# Aikijitsu



## SThiess (Aug 1, 2003)

I am looking for a Aikijitsu school in the L.A. area. Anyone can help, any ideas. I really would appreciate some help ! Thanks


----------



## TJA (Aug 11, 2003)

This Link might help

http://www.daito-ryu.org/

Contact them and see who you may have in your area


----------



## arnisador (Nov 2, 2003)

Did you have any luck?


----------



## Kempo Guy (Nov 3, 2003)

If you're still interested send me a pm or email me. I may be able to point you in the right direction.


----------



## kakmix (Nov 26, 2003)

there is one in sollerön


----------



## Jay Bell (Nov 26, 2003)

www.dojoofthefourwinds.com


----------



## Kempo Guy (Nov 26, 2003)

I thought Mr. Williams primarily taught Systema these days... and Kuroda family ryugi?
KG


----------



## Jay Bell (Nov 26, 2003)

He still teaches Nami ryu as well.


----------



## Mark Jakabcsin (Dec 9, 2003)

If the Long Beach area is close enough send me a pm or email and I'll send you some contact info.

mark


----------



## Cruentus (Dec 9, 2003)

Whats the linage of Akijitsu anyways? Just curious.


----------



## Kempo Guy (Dec 9, 2003)

What do you mean by lineage of Aikijutsu?
The most known system of Aikijutsu is Daito Ryu, which is an art founded by Sokaku Takeda. I have read that it descended from various MA of the Aizu-han and the Takeda family, interspersed with Sokaku Takeda's own experiences in various kenjutsu school (I believe he studied Jikishinkage ryu and Itto ryu along with other arts).

There are other systems of Aiki, but they are either obscure or have unverifiable lineage  (some are outright bogus).

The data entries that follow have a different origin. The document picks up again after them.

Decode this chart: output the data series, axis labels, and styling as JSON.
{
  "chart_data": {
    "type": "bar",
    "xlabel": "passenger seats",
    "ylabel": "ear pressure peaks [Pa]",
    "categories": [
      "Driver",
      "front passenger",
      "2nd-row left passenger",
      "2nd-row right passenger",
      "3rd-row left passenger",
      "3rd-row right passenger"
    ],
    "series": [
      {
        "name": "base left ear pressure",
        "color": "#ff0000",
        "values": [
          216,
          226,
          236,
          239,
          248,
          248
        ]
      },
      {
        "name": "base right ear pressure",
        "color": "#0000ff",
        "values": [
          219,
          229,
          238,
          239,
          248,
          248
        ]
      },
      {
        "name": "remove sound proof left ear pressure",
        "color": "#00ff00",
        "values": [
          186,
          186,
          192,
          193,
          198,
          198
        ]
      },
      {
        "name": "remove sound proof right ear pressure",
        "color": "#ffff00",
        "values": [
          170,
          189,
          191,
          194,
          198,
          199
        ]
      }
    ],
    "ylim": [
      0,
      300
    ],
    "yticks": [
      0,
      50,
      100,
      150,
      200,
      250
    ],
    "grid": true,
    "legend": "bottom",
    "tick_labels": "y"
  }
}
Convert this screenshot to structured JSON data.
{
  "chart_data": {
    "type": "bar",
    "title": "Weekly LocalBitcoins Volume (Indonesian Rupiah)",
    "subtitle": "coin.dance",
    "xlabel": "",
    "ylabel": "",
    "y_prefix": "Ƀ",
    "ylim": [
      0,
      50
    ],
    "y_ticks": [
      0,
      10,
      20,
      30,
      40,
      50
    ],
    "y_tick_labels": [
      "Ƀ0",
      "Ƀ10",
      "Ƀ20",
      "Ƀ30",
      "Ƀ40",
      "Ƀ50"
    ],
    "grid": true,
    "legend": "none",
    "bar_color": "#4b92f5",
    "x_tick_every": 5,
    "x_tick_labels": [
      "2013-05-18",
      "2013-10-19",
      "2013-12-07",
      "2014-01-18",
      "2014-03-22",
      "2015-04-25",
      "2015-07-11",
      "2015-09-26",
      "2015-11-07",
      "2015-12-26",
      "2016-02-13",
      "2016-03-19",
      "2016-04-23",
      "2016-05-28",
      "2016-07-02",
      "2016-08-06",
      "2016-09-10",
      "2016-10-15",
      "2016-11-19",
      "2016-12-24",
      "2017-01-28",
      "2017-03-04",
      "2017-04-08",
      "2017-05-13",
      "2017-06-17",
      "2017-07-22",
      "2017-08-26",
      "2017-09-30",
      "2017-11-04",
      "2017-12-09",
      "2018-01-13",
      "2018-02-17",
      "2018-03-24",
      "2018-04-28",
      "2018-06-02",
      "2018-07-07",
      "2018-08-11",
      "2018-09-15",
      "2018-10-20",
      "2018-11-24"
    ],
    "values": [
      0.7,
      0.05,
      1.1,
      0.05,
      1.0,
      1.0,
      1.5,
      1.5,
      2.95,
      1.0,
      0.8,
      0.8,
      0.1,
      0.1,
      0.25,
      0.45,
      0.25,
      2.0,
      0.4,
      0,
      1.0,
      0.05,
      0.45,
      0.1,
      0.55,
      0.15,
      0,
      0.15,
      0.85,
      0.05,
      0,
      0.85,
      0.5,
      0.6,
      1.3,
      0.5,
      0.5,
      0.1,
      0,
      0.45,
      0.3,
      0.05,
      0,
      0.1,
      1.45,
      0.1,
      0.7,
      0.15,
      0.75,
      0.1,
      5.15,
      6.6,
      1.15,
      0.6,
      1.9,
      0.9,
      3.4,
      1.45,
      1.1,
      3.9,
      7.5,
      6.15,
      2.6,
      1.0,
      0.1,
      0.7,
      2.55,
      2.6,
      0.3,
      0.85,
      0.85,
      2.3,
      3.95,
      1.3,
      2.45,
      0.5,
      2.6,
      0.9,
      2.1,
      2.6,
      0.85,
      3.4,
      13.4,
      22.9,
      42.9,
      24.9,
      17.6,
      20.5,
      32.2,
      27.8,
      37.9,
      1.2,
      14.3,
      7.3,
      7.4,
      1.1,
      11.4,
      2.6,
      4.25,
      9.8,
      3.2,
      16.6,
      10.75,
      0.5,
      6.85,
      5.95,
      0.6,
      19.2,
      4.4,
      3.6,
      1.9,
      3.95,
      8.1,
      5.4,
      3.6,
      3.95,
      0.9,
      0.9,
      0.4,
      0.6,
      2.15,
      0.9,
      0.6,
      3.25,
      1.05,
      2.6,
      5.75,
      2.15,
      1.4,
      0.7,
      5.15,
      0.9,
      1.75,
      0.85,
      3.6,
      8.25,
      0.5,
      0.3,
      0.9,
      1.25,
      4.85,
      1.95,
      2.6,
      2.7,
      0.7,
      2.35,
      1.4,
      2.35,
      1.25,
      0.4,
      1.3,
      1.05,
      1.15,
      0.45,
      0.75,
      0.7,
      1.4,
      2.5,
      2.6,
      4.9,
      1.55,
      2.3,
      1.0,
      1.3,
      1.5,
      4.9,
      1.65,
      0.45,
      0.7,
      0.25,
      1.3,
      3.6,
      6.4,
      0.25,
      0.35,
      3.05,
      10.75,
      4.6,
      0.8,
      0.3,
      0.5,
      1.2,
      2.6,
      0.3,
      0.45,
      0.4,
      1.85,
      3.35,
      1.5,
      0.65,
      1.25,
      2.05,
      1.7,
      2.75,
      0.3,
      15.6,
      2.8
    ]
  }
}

Some known systems of Aiki are Shidare Yanagi Ryu, Kaze Arashi Ryu, Takeda Ryu....

KG


----------



## Cruentus (Dec 9, 2003)

> _Originally posted by Kempo Guy _
> *What do you mean by lineage of Aikijutsu?
> The most known system of Aikijutsu is Daito Ryu, which is an art founded by Sokaku Takeda. I have read that it descended from various MA of the Aizu-han and the Takeda family, interspersed with Sokaku Takeda's own experiences in various kenjutsu school (I believe he studied Jikishinkage ryu and Itto ryu along with other arts).
> 
> ...



I know little about Japanese arts, so please excuse my ignorance.
I just like to learn about arts I don't know much about.

When was Daito Ryo founded?


----------



## Kempo Guy (Dec 10, 2003)

Apparently the first records showing the name "Daito Ryu" was during the Taisho period (1912-1926) in Sokaku Takeda's enrollment books. 

The term Daito Ryu Aikijujutsu seems to have come into play around (or after) 1922 after Sokaku Takeda Sensei's meeting with Onisaburo Deguchi (the leader of the Omoto Kyo religion and the spiritual advisor to Morihei Ueshiba, the founder of Aikido). 

So I guess there is no specific date that shows the founding of this art. 

BTW, if you are interested in learning more about Daito Ryu history, check the articles section at www.aikidojournal.com

KG


----------